Diverse grandi federazioni europee e funzionari dell'Unione europea hanno criticato la proposta, definendola un ulteriore passo verso la commercializzazione dello sport e sollevando timori di possibili conflitti d'interesse.
Giovedì l'Ue ha lodato la Uefa per "difendere l'integrità del gioco". "Orgoglioso di vedere le federazioni calcistiche europee in prima linea sulla governance, salde nei loro principi", ha scritto in un post sui social il commissario europeo per lo sport Glenn Micallef.
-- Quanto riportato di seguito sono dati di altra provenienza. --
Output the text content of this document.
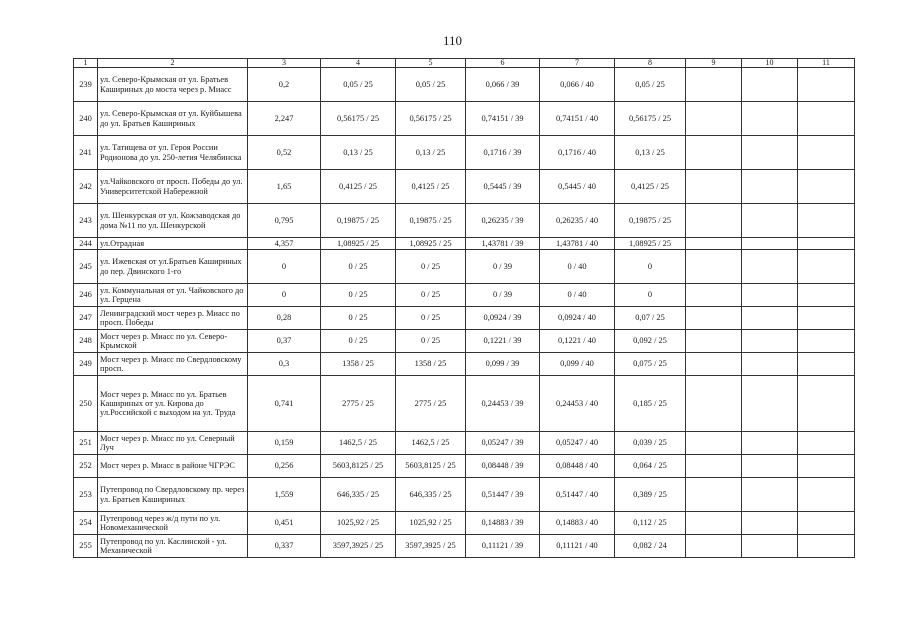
110
1	2	3	4	5	6	7	8	9	10	11
239	ул. Северо-Крымская от ул. Братьев Кашириных до моста через р. Миасс	0,2	0,05 / 25	0,05 / 25	0,066 / 39	0,066 / 40	0,05 / 25			
240	ул. Северо-Крымская от ул. Куйбышева до ул. Братьев Кашириных	2,247	0,56175 / 25	0,56175 / 25	0,74151 / 39	0,74151 / 40	0,56175 / 25			
241	ул. Татищева от ул. Героя России Родионова до ул. 250-летия Челябинска	0,52	0,13 / 25	0,13 / 25	0,1716 / 39	0,1716 / 40	0,13 / 25			
242	ул.Чайковского от просп. Победы до ул. Университетской Набережной	1,65	0,4125 / 25	0,4125 / 25	0,5445 / 39	0,5445 / 40	0,4125 / 25			
243	ул. Шенкурская от ул. Кожзаводская до дома №11 по ул. Шенкурской	0,795	0,19875 / 25	0,19875 / 25	0,26235 / 39	0,26235 / 40	0,19875 / 25			
244	ул.Отрадная	4,357	1,08925 / 25	1,08925 / 25	1,43781 / 39	1,43781 / 40	1,08925 / 25			
245	ул. Ижевская от ул.Братьев Кашириных до пер. Двинского 1-го	0	0 / 25	0 / 25	0 / 39	0 / 40	0			
246	ул. Коммунальная от ул. Чайковского до ул. Герцена	0	0 / 25	0 / 25	0 / 39	0 / 40	0			
247	Ленинградский мост через р. Миасс по просп. Победы	0,28	0 / 25	0 / 25	0,0924 / 39	0,0924 / 40	0,07 / 25			
248	Мост через р. Миасс по ул. Северо-Крымской	0,37	0 / 25	0 / 25	0,1221 / 39	0,1221 / 40	0,092 / 25			
249	Мост через р. Миасс по Свердловскому просп.	0,3	1358 / 25	1358 / 25	0,099 / 39	0,099 / 40	0,075 / 25			
250	Мост через р. Миасс по ул. Братьев Кашириных от ул. Кирова до ул.Российской с выходом на ул. Труда	0,741	2775 / 25	2775 / 25	0,24453 / 39	0,24453 / 40	0,185 / 25			
251	Мост через р. Миасс по ул. Северный Луч	0,159	1462,5 / 25	1462,5 / 25	0,05247 / 39	0,05247 / 40	0,039 / 25			
252	Мост через р. Миасс в районе ЧГРЭС	0,256	5603,8125 / 25	5603,8125 / 25	0,08448 / 39	0,08448 / 40	0,064 / 25			
253	Путепровод по Свердловскому пр. через ул. Братьев Кашириных	1,559	646,335 / 25	646,335 / 25	0,51447 / 39	0,51447 / 40	0,389 / 25			
254	Путепровод через ж/д пути по ул. Новомеханической	0,451	1025,92 / 25	1025,92 / 25	0,14883 / 39	0,14883 / 40	0,112 / 25			
255	Путепровод по ул. Каслинской - ул. Механической	0,337	3597,3925 / 25	3597,3925 / 25	0,11121 / 39	0,11121 / 40	0,082 / 24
Critiche a Infantino per il Mondiale 2026
Nel comunicato diffuso giovedì, la Uefa ha definito il Mondiale "una delle più grandi eredità sportive del calcio" e ha bollato la proposta come "un fallimento di leadership" e "una governance basata sull'intimidazione".
La scommessa finanziaria ad alto rischio di Infantino ora potrebbe mettere in pericolo quella che finora era stata una presidenza undicennale saldamente al comando della Fifa, mentre crescono rabbia e frustrazione tra gli attori del mondo del calcio, comprese tre delle sei confederazioni continentali.
La Fifa ha fissato al 18 novembre il termine entro cui i potenziali candidati dovranno presentarsi per il voto presidenziale dei 211 membri, in calendario il prossimo marzo a Rabat, in Marocco.
Solo undici giorni fa, dopo la finale del Mondiale a East Rutherford, nel New Jersey, Infantino sembrava avere la strada spianata verso una rielezione senza avversari per il quarto e ultimo mandato, fino al 2031. Questo nonostante le polemiche per aver permesso all'attaccante statunitense Folarin Balogun di giocare contro il Belgio malgrado il cartellino rosso ricevuto nella partita precedente.
"Game over, Gianni #InfantinOUT", ha scritto il gruppo Football Supporters Europe, che consiglia la Uefa sulle questioni legate ai tifosi, come i prezzi dei biglietti, dopo la minaccia di boicottaggio.
Il prossimo torneo Fifa in calendario è tra poche settimane in Europa: il Mondiale femminile Under 20, organizzato dalla Polonia a partire dal 5 settembre. Le quattro federazioni britanniche rappresentano inoltre l'unica candidatura della FIFA per ospitare il Mondiale femminile del 2035. La decisione è attesa per il 23 novembre.